BEIJING (AP) — Global stock markets were mixed Friday after Wall Street slipped on uncertainty about the U.S. economic outlook.
Frankfurt, Shanghai and Hong Kong advanced while London and Tokyo declined on a day with no major market-moving news.
Overnight, Wall Street’s benchmark S&P-500 index lost 0.3% after the government reported another 1.3 million people applied for unemployment last week.
Global markets have recovered most of this year’s losses, buoyed by optimism about work on a possible coronavirus vaccine. But economists warn the rise might be too fast to be sustained by uncertain economic activity as infections in the United States and some other countries increase.
“This may indicate nothing more than a short pause for repositioning, or minor correction before the next upward leg,” Robert Carnell of ING said in a report.
In early trading, the FTSE 100 in London was down less than 0.1% at 6,246.00 and Frankfurt’s DAX rose 0.2% to 12,902.52. The CAC 40 in France lost 0.4% to 5,066.06.
On Wall Street, the future for the benchmark S&P 500 index was up 0.2%. That for the Dow Jones Industrial Average was little changed.
On Thursday, the Dow lost 0.5% and the Nasdaq composite, which set a record last week, lost 0.7%.

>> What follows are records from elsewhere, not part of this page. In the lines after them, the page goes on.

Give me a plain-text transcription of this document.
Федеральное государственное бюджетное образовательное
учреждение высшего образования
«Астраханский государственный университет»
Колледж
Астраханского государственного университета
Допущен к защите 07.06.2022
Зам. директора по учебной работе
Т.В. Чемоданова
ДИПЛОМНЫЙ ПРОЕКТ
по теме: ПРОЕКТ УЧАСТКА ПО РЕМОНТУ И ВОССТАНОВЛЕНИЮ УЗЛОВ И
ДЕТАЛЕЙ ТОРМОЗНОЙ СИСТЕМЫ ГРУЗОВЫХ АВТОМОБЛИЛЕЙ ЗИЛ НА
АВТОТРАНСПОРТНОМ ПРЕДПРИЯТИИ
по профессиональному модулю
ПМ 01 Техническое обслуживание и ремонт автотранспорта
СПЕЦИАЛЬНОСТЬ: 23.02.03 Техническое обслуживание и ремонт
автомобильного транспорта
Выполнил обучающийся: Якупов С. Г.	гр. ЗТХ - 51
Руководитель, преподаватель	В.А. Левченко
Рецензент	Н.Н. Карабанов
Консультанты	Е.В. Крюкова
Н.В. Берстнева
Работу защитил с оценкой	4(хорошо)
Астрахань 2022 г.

In Asia, the Shanghai Composite Index rose 0.1% to 3,214.13 while the Nikkei 225 in Tokyo shed 0.3% to 22,696.42. The Hang Seng in Hong Kong advanced 0.5% to 25,089.17.
Seoul’s Kospi added 0.8% to 2,201.19 and the S&P-ASX 200 ended up 0.4% at 6,033.60.

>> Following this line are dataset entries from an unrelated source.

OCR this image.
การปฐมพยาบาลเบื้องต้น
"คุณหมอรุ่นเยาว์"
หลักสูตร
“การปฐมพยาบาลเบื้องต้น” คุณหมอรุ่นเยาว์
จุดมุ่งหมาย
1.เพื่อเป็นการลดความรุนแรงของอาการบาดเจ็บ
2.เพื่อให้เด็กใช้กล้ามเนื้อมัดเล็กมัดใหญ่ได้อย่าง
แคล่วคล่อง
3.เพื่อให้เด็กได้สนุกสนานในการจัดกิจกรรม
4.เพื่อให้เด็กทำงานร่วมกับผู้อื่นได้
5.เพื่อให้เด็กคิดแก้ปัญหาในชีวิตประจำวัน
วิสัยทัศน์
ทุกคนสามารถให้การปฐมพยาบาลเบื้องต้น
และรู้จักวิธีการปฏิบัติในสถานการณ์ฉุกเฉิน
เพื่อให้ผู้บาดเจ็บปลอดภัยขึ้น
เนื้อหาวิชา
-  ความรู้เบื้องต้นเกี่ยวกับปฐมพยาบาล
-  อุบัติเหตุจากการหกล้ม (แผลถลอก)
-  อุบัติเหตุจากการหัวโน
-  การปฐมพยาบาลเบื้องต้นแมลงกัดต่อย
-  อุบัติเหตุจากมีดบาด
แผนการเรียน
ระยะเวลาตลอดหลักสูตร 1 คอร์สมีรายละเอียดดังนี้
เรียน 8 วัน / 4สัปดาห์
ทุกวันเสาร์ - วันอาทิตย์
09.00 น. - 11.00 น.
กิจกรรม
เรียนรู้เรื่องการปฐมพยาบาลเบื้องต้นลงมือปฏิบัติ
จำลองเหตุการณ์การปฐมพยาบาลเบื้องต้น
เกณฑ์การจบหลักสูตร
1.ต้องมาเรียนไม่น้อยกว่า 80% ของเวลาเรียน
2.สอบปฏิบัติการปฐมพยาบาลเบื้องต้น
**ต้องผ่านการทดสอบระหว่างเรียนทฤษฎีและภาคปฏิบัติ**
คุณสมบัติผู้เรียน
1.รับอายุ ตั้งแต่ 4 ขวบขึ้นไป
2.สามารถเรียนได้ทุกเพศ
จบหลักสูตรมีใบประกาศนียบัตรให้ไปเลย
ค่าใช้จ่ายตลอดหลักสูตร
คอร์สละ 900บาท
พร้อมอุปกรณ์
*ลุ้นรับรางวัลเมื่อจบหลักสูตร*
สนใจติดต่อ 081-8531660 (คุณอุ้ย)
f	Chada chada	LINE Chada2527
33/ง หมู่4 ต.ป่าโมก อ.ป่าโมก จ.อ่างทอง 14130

India’s Sensex gained 0.6% to 36,710.63. New Zealand and Bangkok gained while Singapore and Jakarta retreated.
U.S. investors have been encouraged by signs of more business activity as anti-virus controls are eased. But California and some other areas have reimposed orders closing bars and some other businesses after a renewed surge in infections.

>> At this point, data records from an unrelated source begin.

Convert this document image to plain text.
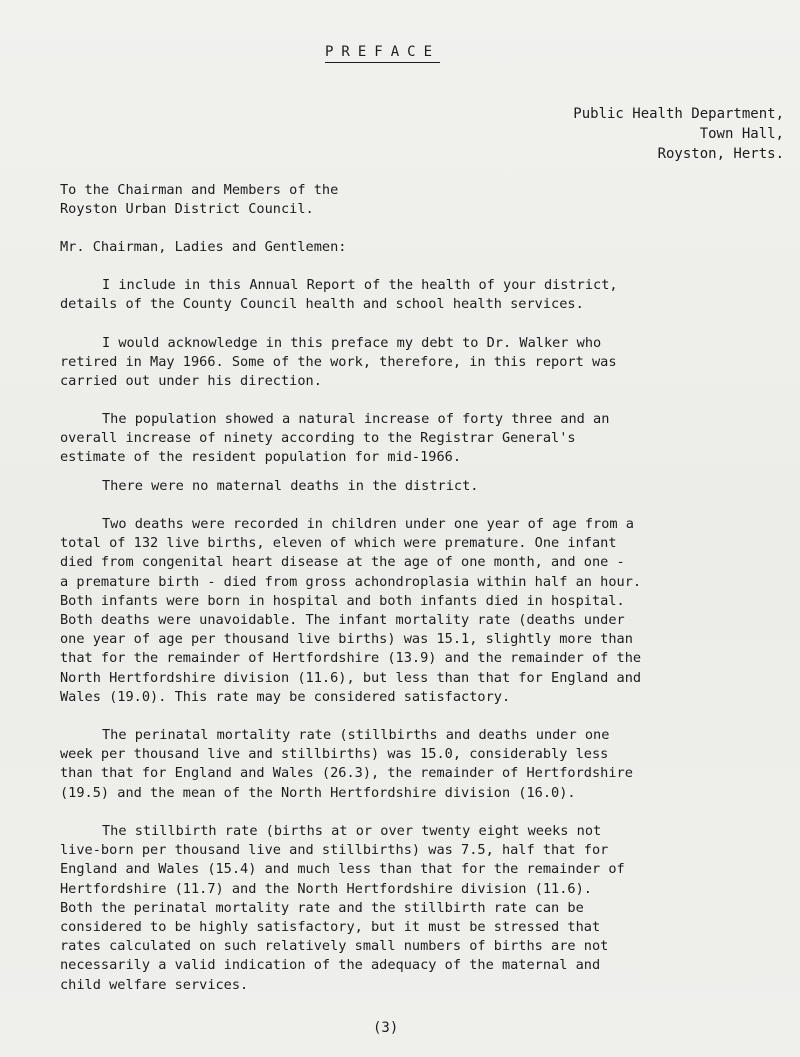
PREFACE
Public Health Department,
Town Hall,
Royston, Herts.
To the Chairman and Members of the
Royston Urban District Council.
Mr. Chairman, Ladies and Gentlemen:
I include in this Annual Report of the health of your district,
details of the County Council health and school health services.
I would acknowledge in this preface my debt to Dr. Walker who
retired in May 1966. Some of the work, therefore, in this report was
carried out under his direction.
The population showed a natural increase of forty three and an
overall increase of ninety according to the Registrar General's
estimate of the resident population for mid-1966.
There were no maternal deaths in the district.
Two deaths were recorded in children under one year of age from a
total of 132 live births, eleven of which were premature. One infant
died from congenital heart disease at the age of one month, and one -
a premature birth - died from gross achondroplasia within half an hour.
Both infants were born in hospital and both infants died in hospital.
Both deaths were unavoidable. The infant mortality rate (deaths under
one year of age per thousand live births) was 15.1, slightly more than
that for the remainder of Hertfordshire (13.9) and the remainder of the
North Hertfordshire division (11.6), but less than that for England and
Wales (19.0). This rate may be considered satisfactory.
The perinatal mortality rate (stillbirths and deaths under one
week per thousand live and stillbirths) was 15.0, considerably less
than that for England and Wales (26.3), the remainder of Hertfordshire
(19.5) and the mean of the North Hertfordshire division (16.0).
The stillbirth rate (births at or over twenty eight weeks not
live-born per thousand live and stillbirths) was 7.5, half that for
England and Wales (15.4) and much less than that for the remainder of
Hertfordshire (11.7) and the North Hertfordshire division (11.6).
Both the perinatal mortality rate and the stillbirth rate can be
considered to be highly satisfactory, but it must be stressed that
rates calculated on such relatively small numbers of births are not
necessarily a valid indication of the adequacy of the maternal and
child welfare services.
(3)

Tech stocks were among the market’s hardest hit on Thursday, a turnaround from their resilient run through much of the pandemic. Microsoft fell 2%. Apple lost 1.2%. Both are still up roughly 30% this year on expectations that they can keep growing despite the pandemic.
In energy markets, benchmark U.S. crude oil lost 29 cents to $40.46 per barrel in electronic trading on the New York Mercantile Exchange. The contract declined 45 cents on Thursday to settle at $40.75. Brent crude, the standard for pricing international oils, retreated 35 cents to $43.00 per barrel in London. It fell 42 cents the previous session to $43.37.
The dollar declined to 107.13 yen from Thursday’s 107.26 yen. The euro gained to $1.1408 from $1.1386.